Engineers on-site prepare to test the area. The Phase I evaluation had indicated that a former dry cleaning facility had operated on one of the site's parcels, with five other facilities located up-gradient within 0.25 miles of the subject properties. In addition, a former gas station had been located 0.125 miles up-gradient of the build site.
Extensive environmental cleanup needed to take place before Habitat for Humanity could commence with its build project. Phase II environmental testing confirmed the presence of multiple contaminants. Concentrations of TPH DRO, TPH ORO, and PAHs were detected above lab limits in soil samples, but just below the default target levels (DTLs) for the Missouri Department of Natural Resources. However, high concentrations of lead were discovered in both soil and groundwater samples, with soil samples exceeding Tier 1 Residential Soil Type 3 Target Levels.

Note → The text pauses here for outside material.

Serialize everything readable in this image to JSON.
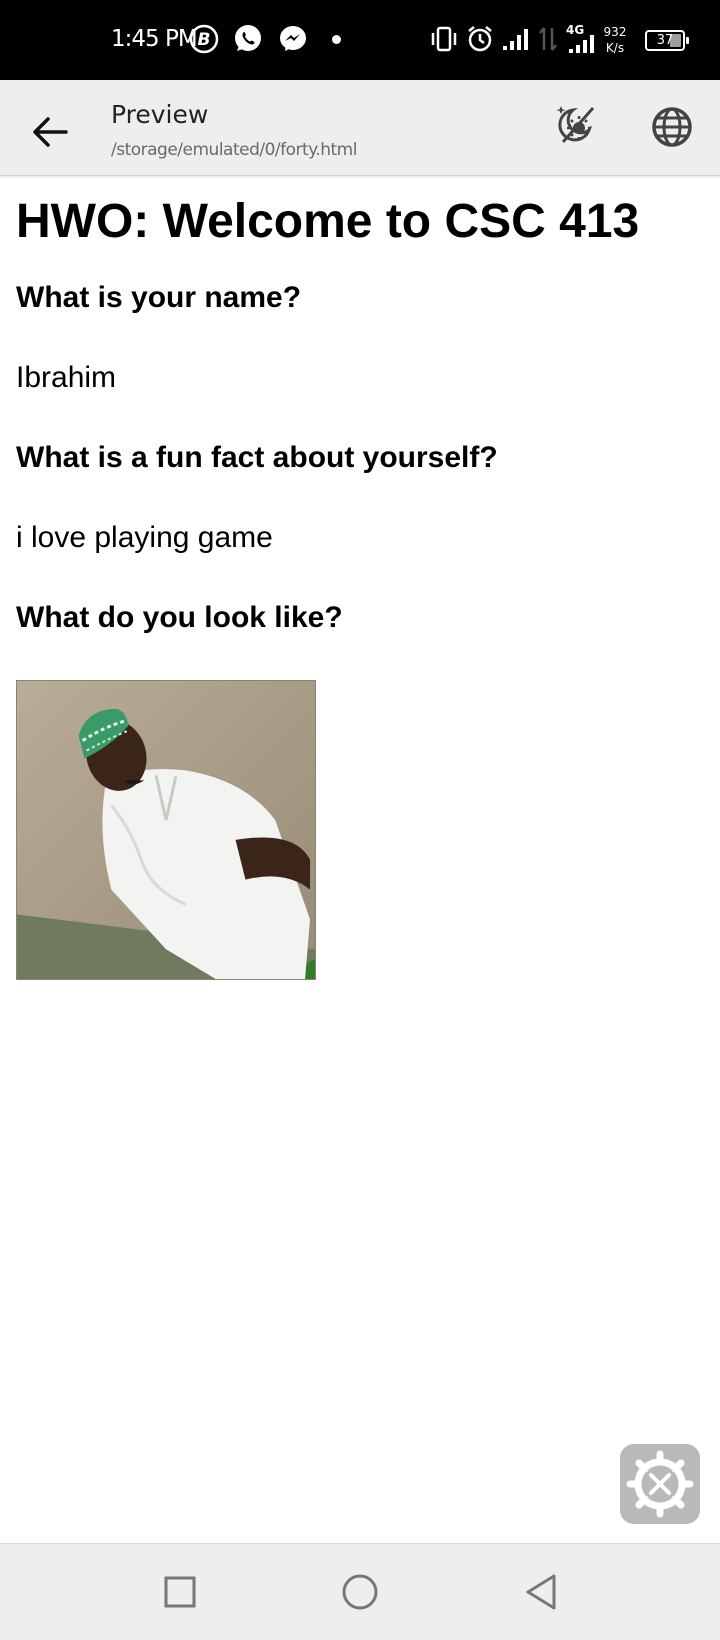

Residential construction commenced on the build sites after soil removal was completed. Stimulus funding from the American Recovery and Reinvestment Act of 2009 was vital to the success of Habitat for Humanity's build project.
Habitat for Humanity not only designed the houses and oversaw their construction, but also utilized its own volunteers to help build the sites. These homes were planned to achieve the Leadership in Energy and Environmental Design’s (LEED’s) Platinum certification, the highest level under the U.S. Green Building Council.

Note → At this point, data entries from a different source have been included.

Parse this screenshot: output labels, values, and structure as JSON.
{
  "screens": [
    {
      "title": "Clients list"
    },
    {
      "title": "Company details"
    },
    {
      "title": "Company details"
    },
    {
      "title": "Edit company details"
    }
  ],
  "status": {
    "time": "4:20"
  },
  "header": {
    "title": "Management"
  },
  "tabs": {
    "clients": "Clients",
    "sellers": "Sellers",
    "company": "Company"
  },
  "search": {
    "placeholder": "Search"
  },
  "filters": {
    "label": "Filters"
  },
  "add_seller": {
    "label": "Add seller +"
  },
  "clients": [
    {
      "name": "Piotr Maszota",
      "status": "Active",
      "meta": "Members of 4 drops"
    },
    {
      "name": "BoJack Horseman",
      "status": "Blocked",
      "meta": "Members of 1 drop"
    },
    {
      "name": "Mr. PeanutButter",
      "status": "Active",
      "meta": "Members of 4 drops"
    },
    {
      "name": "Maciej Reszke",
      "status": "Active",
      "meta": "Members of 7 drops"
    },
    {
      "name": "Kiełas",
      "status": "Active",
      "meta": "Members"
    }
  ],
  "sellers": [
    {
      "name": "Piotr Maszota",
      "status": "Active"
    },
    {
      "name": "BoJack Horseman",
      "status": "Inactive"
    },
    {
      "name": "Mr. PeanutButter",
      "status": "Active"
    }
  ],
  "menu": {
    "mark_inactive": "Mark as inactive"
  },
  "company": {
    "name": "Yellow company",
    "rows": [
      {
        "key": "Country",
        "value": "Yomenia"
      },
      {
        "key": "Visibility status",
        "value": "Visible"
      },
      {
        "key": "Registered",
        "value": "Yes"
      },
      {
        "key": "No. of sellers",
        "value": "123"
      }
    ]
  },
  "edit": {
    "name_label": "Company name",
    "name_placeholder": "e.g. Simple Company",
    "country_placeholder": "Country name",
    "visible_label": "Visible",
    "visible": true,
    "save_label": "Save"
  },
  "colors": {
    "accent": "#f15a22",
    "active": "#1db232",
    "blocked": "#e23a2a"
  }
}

One of the homes as its construction is nearing completion. Between 2008 and 2011, Habitat for Humanity hoped to work in conjunction with homebuyers, including many young families, to complete 64 homes in the JeffVanderLou area. The goal was to revitalize an area where neighborhood investment was already taking place, including the new Vashon High School, McCormack Baron’s new senior living facility, a nearby strip mall, a pharmacy, parks, community agencies providing vital neighborhood support, and other amenities.
Craftsman-style homes completed during the earlier 2008-2010 build project. Because sustainable principles were integrated into their design from start to finish, Laclede Gas says that homeowners of these newer buildings would use –- on average -- 60% less energy than those living in the area's existing homes.

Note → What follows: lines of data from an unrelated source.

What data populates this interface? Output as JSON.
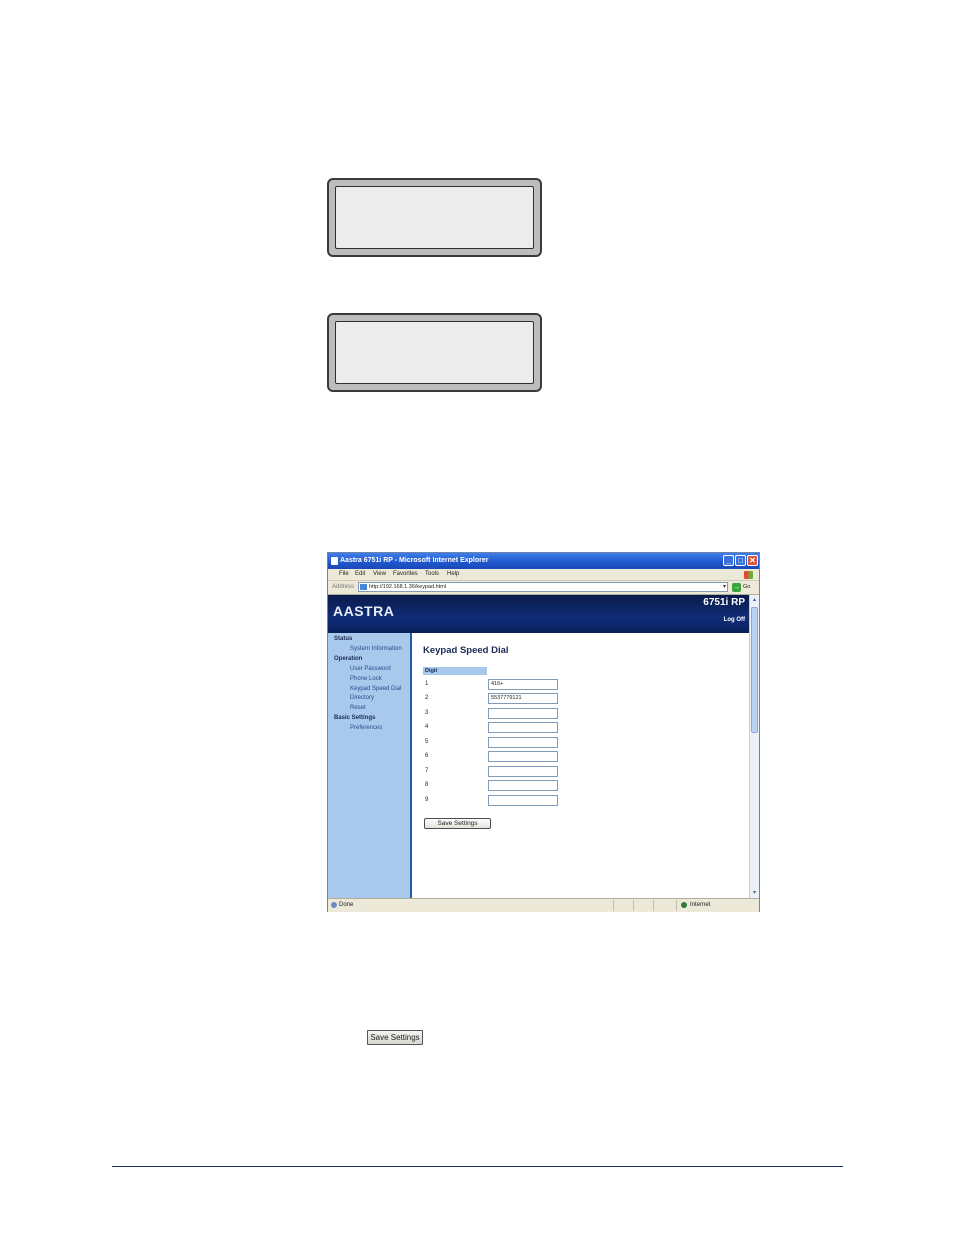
{
  "browser": {
    "title": "Aastra 6751i RP - Microsoft Internet Explorer",
    "min_glyph": "_",
    "max_glyph": "□",
    "close_glyph": "✕",
    "menu": [
      "File",
      "Edit",
      "View",
      "Favorites",
      "Tools",
      "Help"
    ],
    "address_label": "Address",
    "address_url": "http://192.168.1.36/keypad.html",
    "go_label": "Go",
    "status_text": "Done",
    "zone_text": "Internet"
  },
  "web_ui": {
    "logo": "AASTRA",
    "model": "6751i RP",
    "log_off": "Log Off",
    "sidebar": [
      {
        "section": "Status",
        "items": [
          "System Information"
        ]
      },
      {
        "section": "Operation",
        "items": [
          "User Password",
          "Phone Lock",
          "Keypad Speed Dial",
          "Directory",
          "Reset"
        ]
      },
      {
        "section": "Basic Settings",
        "items": [
          "Preferences"
        ]
      }
    ],
    "page_title": "Keypad Speed Dial",
    "table_header": "Digit",
    "rows": [
      {
        "digit": "1",
        "value": "416+"
      },
      {
        "digit": "2",
        "value": "5537779121"
      },
      {
        "digit": "3",
        "value": ""
      },
      {
        "digit": "4",
        "value": ""
      },
      {
        "digit": "5",
        "value": ""
      },
      {
        "digit": "6",
        "value": ""
      },
      {
        "digit": "7",
        "value": ""
      },
      {
        "digit": "8",
        "value": ""
      },
      {
        "digit": "9",
        "value": ""
      }
    ],
    "save_button": "Save Settings"
  },
  "standalone_button": "Save Settings"
}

A contemporary twist on the historic Old North St. Louis architectural style guided the design of the homes built during the 2011 build project. Like the craftsman-style homes built earlier, these also achieved Platinum certification under LEED for Homes, as well as significant improvements in energy efficiency, including the addition of solar panels (seen to the left).
An aerial image of the same neighborhood in 2012, after most of the lots have been redeveloped. From this angle, one of the sustainable features can be spotted: the Old North St. Louis-style rebuilds are employing white-painted roofs. A simple modification, especially during the construction phase, white solar reflective roofs reflect far more sunlight than traditional black tar or dark shingle roofs, contributing to cooler buildings, energy and money savings due to a lower dependence on summer air conditioning, a reduction of the Urban Heat Island Effect, and less pollution.